ACT has reduced its operations to stay in business, closing labs in Alameda, CA, and Charlestown, MA, last year, Caldwell said. The firm is now operating with 14 full-time workers, with additional support from research partners and consultants. It also decided to save money by delaying its mid-stage clinical trial for a therapy in which adult stem cells—and not stem cells from embryos—are used to treat heart disease.
While the firm’s near-term success hinges on the success of its embryonic stem cell therapies, the firm is also participating in the hot field of using adult cells to make stem cells, Caldwell said. (This is not to be confused with treating people with adult stem cells, which has been done for years to treat cancer patients.) Technology that induces adult cells into a stem cell-like, or pluripotent, state has captured a lot of attention because it doesn’t require the use of embryos. Investors are swooning over companies like San Diego-based Fate Therapeutics, which is developing therapies based on such advances in stem cell research, while ACT and other earlier developers of stem cell therapies have struggled to fund their R&D efforts.

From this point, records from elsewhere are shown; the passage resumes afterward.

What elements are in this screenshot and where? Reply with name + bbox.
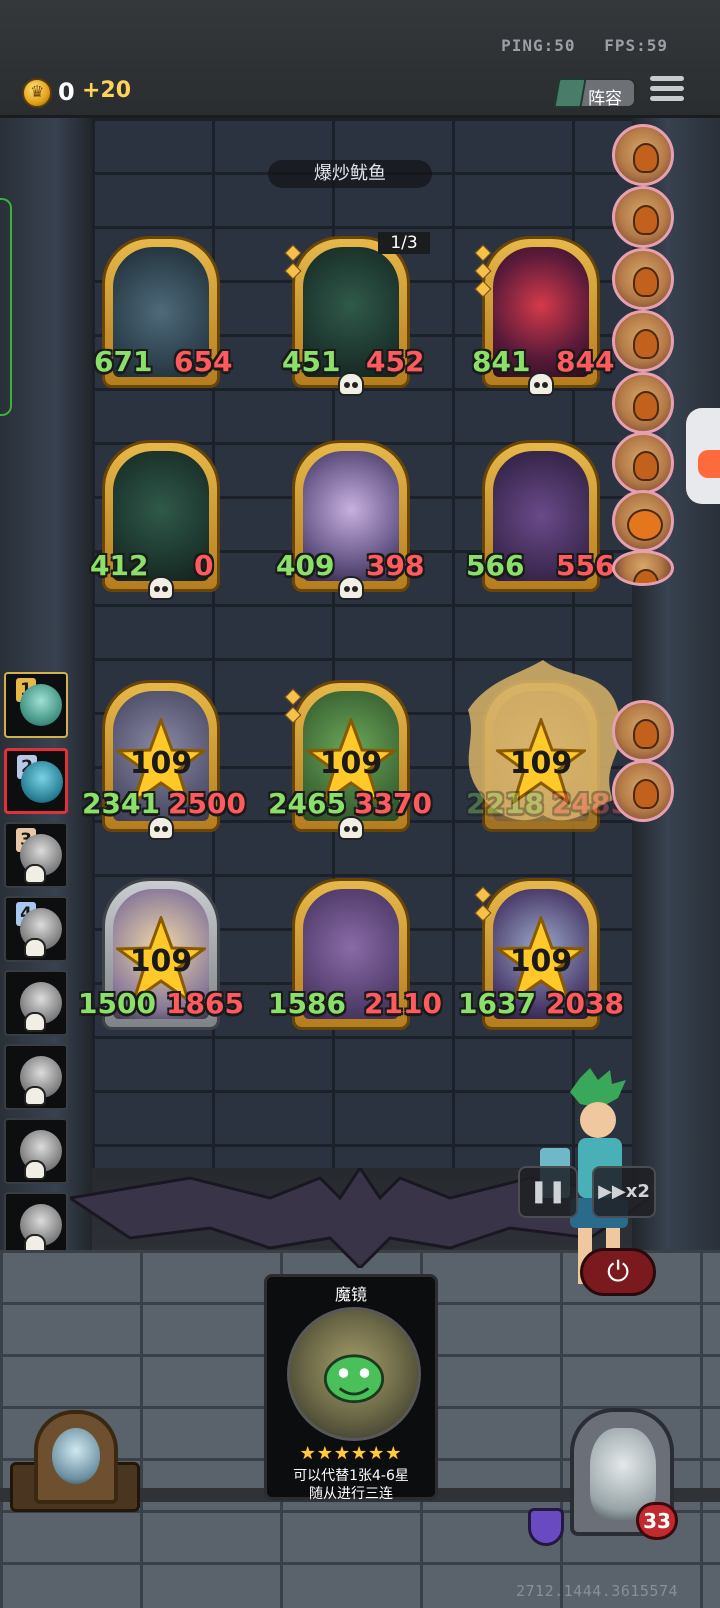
opponent-name: 爆炒鱿鱼 [268,160,432,188]
health-value: 2110 [364,987,442,1020]
queue-portrait[interactable] [612,372,674,434]
queue-portrait[interactable] [612,310,674,372]
attack-value: 566 [466,549,525,582]
gold-income: +20 [82,78,132,103]
queue-portrait[interactable] [612,124,674,186]
queue-portrait[interactable] [612,248,674,310]
health-value: 1865 [166,987,244,1020]
spell-description: 可以代替1张4-6星 随从进行三连 [271,1467,431,1503]
player-hero-portrait[interactable] [34,1410,118,1504]
attack-value: 451 [282,345,341,378]
side-tab-button[interactable] [686,408,720,504]
triple-counter: 1/3 [378,232,430,254]
pumpkin-portrait[interactable] [612,490,674,552]
spell-art [287,1307,421,1441]
skull-icon [24,1160,46,1180]
attack-value: 409 [276,549,335,582]
health-value: 2038 [546,987,624,1020]
health-value: 654 [174,345,233,378]
player-rank-slot[interactable]: 3 [4,822,68,888]
attack-value: 1586 [268,987,346,1020]
level-value: 109 [509,746,573,781]
level-value: 109 [509,944,573,979]
skull-icon [338,576,364,600]
lineup-label: 阵容 [588,89,622,109]
skull-icon [24,1086,46,1106]
queue-portrait[interactable] [612,550,674,586]
skull-icon [148,576,174,600]
skull-icon [338,372,364,396]
spell-card[interactable]: 魔镜 ★★★★★★ 可以代替1张4-6星 随从进行三连 [264,1274,438,1503]
spell-stars: ★★★★★★ [299,1443,403,1464]
health-value: 452 [366,345,425,378]
lineup-button[interactable]: 阵容 [553,78,636,109]
level-value: 109 [129,944,193,979]
queue-portrait[interactable] [612,432,674,494]
skull-icon [148,816,174,840]
top-bar: PING:50 FPS:59 0 +20 阵容 [0,0,720,118]
spell-desc-line: 随从进行三连 [309,1486,393,1502]
power-button[interactable] [580,1248,656,1296]
player-rank-slot[interactable] [4,1118,68,1184]
fps-readout: FPS:59 [604,36,668,55]
health-value: 2500 [168,787,246,820]
opponent-health: 33 [636,1502,678,1540]
avatar [21,761,63,803]
player-rank-slot[interactable]: 1 [4,672,68,738]
queue-portrait[interactable] [612,760,674,822]
skull-icon [24,864,46,884]
attack-value: 2218 [466,787,544,820]
attack-value: 412 [90,549,149,582]
shield-icon [528,1508,564,1546]
attack-value: 1500 [78,987,156,1020]
game-stage: PING:50 FPS:59 0 +20 阵容 爆炒鱿鱼 671 654 1/3… [0,0,720,1608]
attack-value: 2341 [82,787,160,820]
book-icon [553,78,587,108]
pause-button[interactable]: ❚❚ [518,1166,578,1218]
skull-icon [338,816,364,840]
level-value: 109 [129,746,193,781]
spell-desc-line: 可以代替1张4-6星 [293,1468,409,1484]
health-value: 3370 [354,787,432,820]
skull-icon [528,372,554,396]
ping-readout: PING:50 [501,36,576,55]
player-rank-slot[interactable]: 4 [4,896,68,962]
spell-title: 魔镜 [334,1285,367,1304]
skull-icon [24,938,46,958]
coin-icon [22,78,52,108]
health-value: 844 [556,345,615,378]
level-value: 109 [319,746,383,781]
player-rank-slot[interactable] [4,1192,68,1258]
match-id: 2712.1444.3615574 [516,1582,679,1600]
attack-value: 2465 [268,787,346,820]
avatar [52,1428,100,1484]
avatar [20,684,62,726]
network-info: PING:50 FPS:59 [483,36,668,55]
attack-value: 1637 [458,987,536,1020]
attack-value: 841 [472,345,531,378]
speed-button[interactable]: ▶▶x2 [592,1166,656,1218]
player-rank-slot[interactable]: 2 [4,748,68,814]
health-value: 0 [194,549,214,582]
queue-portrait[interactable] [612,186,674,248]
gold-count: 0 [58,78,75,106]
green-side-indicator [0,198,12,416]
health-value: 398 [366,549,425,582]
attack-value: 671 [94,345,153,378]
goblin-face-icon [323,1354,385,1404]
queue-portrait[interactable] [612,700,674,762]
menu-icon[interactable] [650,76,684,104]
player-rank-slot[interactable] [4,970,68,1036]
health-value: 556 [556,549,615,582]
skull-icon [24,1012,46,1032]
player-rank-slot[interactable] [4,1044,68,1110]
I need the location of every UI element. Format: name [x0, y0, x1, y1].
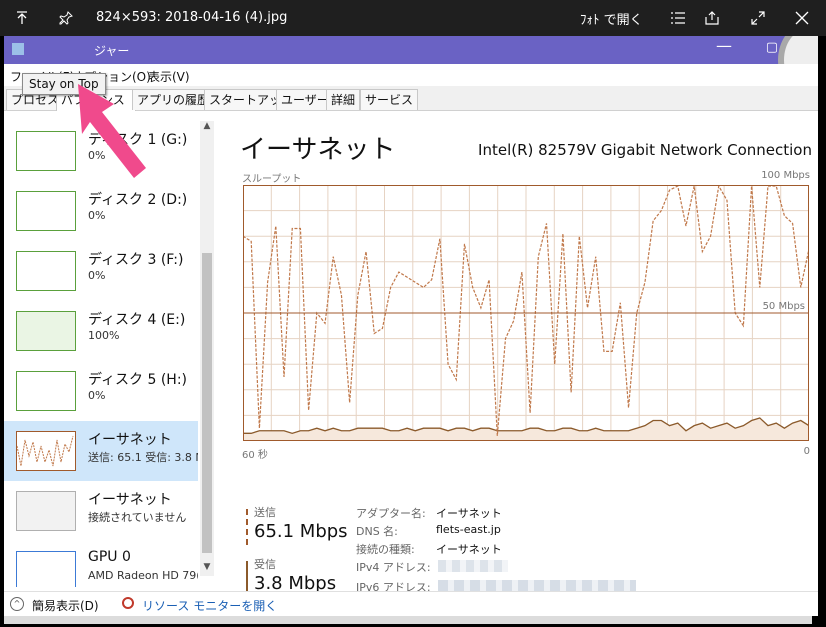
- y-mid-label: 50 Mbps: [763, 301, 805, 312]
- receive-label: 受信: [254, 558, 276, 571]
- menu-view[interactable]: 表示(V): [148, 68, 190, 85]
- info-value: イーサネット: [436, 507, 502, 520]
- minimize-icon[interactable]: —: [716, 36, 732, 55]
- chevron-up-icon[interactable]: ^: [10, 597, 24, 611]
- share-icon[interactable]: [692, 0, 732, 36]
- scroll-thumb[interactable]: [202, 253, 212, 553]
- device-thumbnail: [16, 431, 76, 471]
- close-icon[interactable]: [782, 0, 822, 36]
- device-name: GPU 0: [88, 549, 131, 565]
- device-usage: AMD Radeon HD 79(: [88, 569, 198, 582]
- device-usage: 100%: [88, 329, 120, 342]
- detail-title: イーサネット: [240, 135, 396, 165]
- scroll-up-icon[interactable]: ▲: [200, 121, 214, 135]
- open-in-photos-button[interactable]: ﾌｫﾄ で開く: [580, 9, 643, 28]
- device-name: ディスク 5 (H:): [88, 372, 187, 388]
- device-usage: 0%: [88, 389, 106, 402]
- info-value: イーサネット: [436, 543, 502, 556]
- scroll-down-icon[interactable]: ▼: [200, 562, 214, 576]
- device-ethernet-1[interactable]: イーサネット 送信: 65.1 受信: 3.8 M: [4, 421, 198, 481]
- device-thumbnail: [16, 491, 76, 531]
- device-ethernet-2[interactable]: イーサネット 接続されていません: [4, 481, 198, 541]
- throughput-chart: 50 Mbps: [243, 185, 809, 441]
- time-axis-label: 60 秒: [242, 450, 268, 461]
- adapter-name: Intel(R) 82579V Gigabit Network Connecti…: [478, 141, 812, 159]
- device-thumbnail: [16, 251, 76, 291]
- ipv4-redacted: [438, 560, 508, 572]
- resource-monitor-icon: [122, 597, 134, 609]
- device-name: ディスク 2 (D:): [88, 192, 188, 208]
- send-label: 送信: [254, 506, 276, 519]
- info-key: 接続の種類:: [356, 543, 415, 556]
- ethernet-detail-pane: イーサネット Intel(R) 82579V Gigabit Network C…: [216, 111, 818, 606]
- send-legend-bar: [246, 509, 248, 545]
- device-name: イーサネット: [88, 432, 172, 448]
- device-thumbnail: [16, 551, 76, 587]
- info-key: アダプター名:: [356, 507, 426, 520]
- window-title: ジャー: [94, 44, 130, 58]
- expand-icon[interactable]: [738, 0, 778, 36]
- pin-icon[interactable]: [46, 0, 86, 36]
- ethernet-mini-graph: [16, 435, 74, 467]
- device-disk-5[interactable]: ディスク 5 (H:) 0%: [4, 361, 198, 421]
- device-disk-4[interactable]: ディスク 4 (E:) 100%: [4, 301, 198, 361]
- info-key: IPv4 アドレス:: [356, 561, 431, 574]
- restore-icon[interactable]: ▢: [766, 40, 778, 55]
- tab-services[interactable]: サービス: [360, 89, 419, 110]
- device-usage: 送信: 65.1 受信: 3.8 M: [88, 451, 198, 464]
- device-thumbnail: [16, 131, 76, 171]
- device-gpu-0[interactable]: GPU 0 AMD Radeon HD 79(: [4, 541, 198, 587]
- device-list: ディスク 1 (G:) 0% ディスク 2 (D:) 0% ディスク 3 (F:…: [4, 111, 214, 606]
- stay-on-top-icon[interactable]: [2, 0, 42, 36]
- bottom-bar: ^ 簡易表示(D) リソース モニターを開く: [4, 591, 818, 616]
- device-usage: 0%: [88, 269, 106, 282]
- device-thumbnail: [16, 371, 76, 411]
- info-value: flets-east.jp: [436, 523, 501, 536]
- x-zero-label: 0: [803, 446, 810, 457]
- device-usage: 接続されていません: [88, 511, 187, 524]
- device-thumbnail: [16, 311, 76, 351]
- viewer-toolbar: 824×593: 2018-04-16 (4).jpg ﾌｫﾄ で開く: [0, 0, 826, 36]
- device-name: ディスク 4 (E:): [88, 312, 186, 328]
- tab-details[interactable]: 詳細: [326, 89, 361, 110]
- throughput-axis-label: スループット: [242, 174, 302, 185]
- fewer-details-button[interactable]: 簡易表示(D): [32, 597, 99, 614]
- device-disk-3[interactable]: ディスク 3 (F:) 0%: [4, 241, 198, 301]
- resource-monitor-link[interactable]: リソース モニターを開く: [142, 597, 277, 614]
- send-value: 65.1 Mbps: [254, 521, 348, 542]
- device-usage: 0%: [88, 209, 106, 222]
- viewer-horizontal-scrollbar[interactable]: [4, 616, 812, 624]
- image-title: 824×593: 2018-04-16 (4).jpg: [96, 10, 288, 25]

Caldwell said it’s important to proceed with the development of embryonic stem cell-based therapies because they are closer to being able to provide benefits to patients, while it will take many more years for approaches based on induced pluripotent stem (IPS) cells to catch up. “The IPS technology is still as science project,” Caldwell said.
Caldwell said that ACT is able to harvest human embryonic stem cells from without damaging embryos, using the same methods that are employed to test embryos for genetic disorders before babies are born.